Thank goodness I’m not employed as a travel writer. I’d be broke at the rate I get around to writing about the places we go. It’s been more than a month since we got back from our adventure in New England and Canada. Our first week was spent road-tripping from Tennessee to Ohio to Niagara Falls to New Jersey. The second week was spent a bit more leisurely. We took a 7-night Carnival cruise out of Manhattan to the ports of Boston, MA; Portland, ME; Halifax, Nova Scotia; and St. John, New Brunswick.

Angie having fun on board the cruise ship.

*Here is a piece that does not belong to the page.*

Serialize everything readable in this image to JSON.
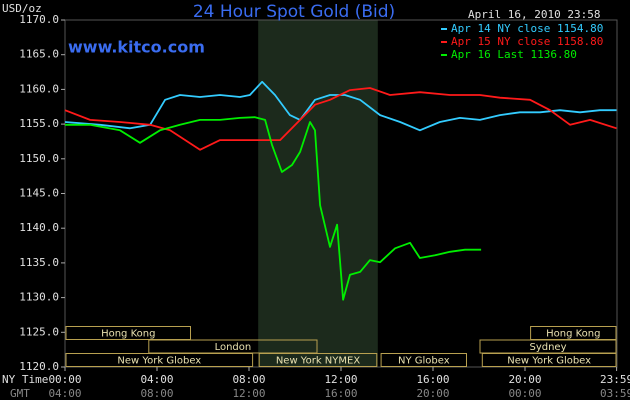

This was our 4th cruise and the first that wasn’t destined for tropical isles. Cruising the Northeast is a very different experience. First, you rarely see anyone wearing their bathing suit on deck. It’s just way too cold! There are also fewer college kids and more retirees. This makes for a more crowded attempt to dine early but also means the arcade and sports bar are usually pretty empty and you’re all but guaranteed to have the ping-pong table all to yourself. Or course, being close to (early) retirement age ourselves, it was also much easier to find someone to talk to, about a wide assortment of interesting topics.

Boston, MA

Our first port of call was Boston, one of the oldest cities in America (founded in 1630). There’s obviously a lot of history in Boston – the Boston Tea Party, the Paul Revere House, the Old North Church, and more – but for television nuts like us, Boston was the backdrop for a lot of our all-time favorite shows – Cheers, Rizzoli and Isles, and Boston Legal. We couldn’t help but walk the streets thinking of Sam and Diane, Norm and Cliff, Denny and Alan and the histories of our own lives growing up with these characters. The day of our visit to Boston it was pouring rain but that didn’t stop us from walking the Freedom Trail and taking a slight detour to a tiny bar where everyone knows your name.

Portland, ME

Straight off the boat, we both fell in love with Portland. I’m not sure if it was being immediately greeted by the Harborwalk Trail or the quaint shops along cobblestone streets or the flavor explosion we found in a bottle of blueberry soda or even the lobster roll we purchased from a hot dog cart. It might also have been the bin of fresh Swiss Chard marked FREE that we walked past in Old Port or the amazing shop called Nomads where we found ExOfficio anti-insect socks on the clearance rack. Or maybe it was simply all of the above.

Halifax, Nova Scotia

After experiencing Niagara Falls, Halifax was a bit of a disappointment. It’s your typical cruise port destination – a mecca for shopping and overpriced dining, with the true sights so far away that you either have to book an excursion, pay for an expensive taxi, or skip them altogether. We chose the latter. Instead we perused the tiny Farmer’s Market and took a long walk along the harbor.

The most photographed lighthouse in all of North America.

St. John, New Brunswick

The best thing about St. John is the Harbour Passage, a gorgeous 2-mile walk along the water that leads from the cruise terminal to all of the main sites of the area. We took our time getting to the Reversing Falls and still somehow managed to make it there before the folks in the excursion group.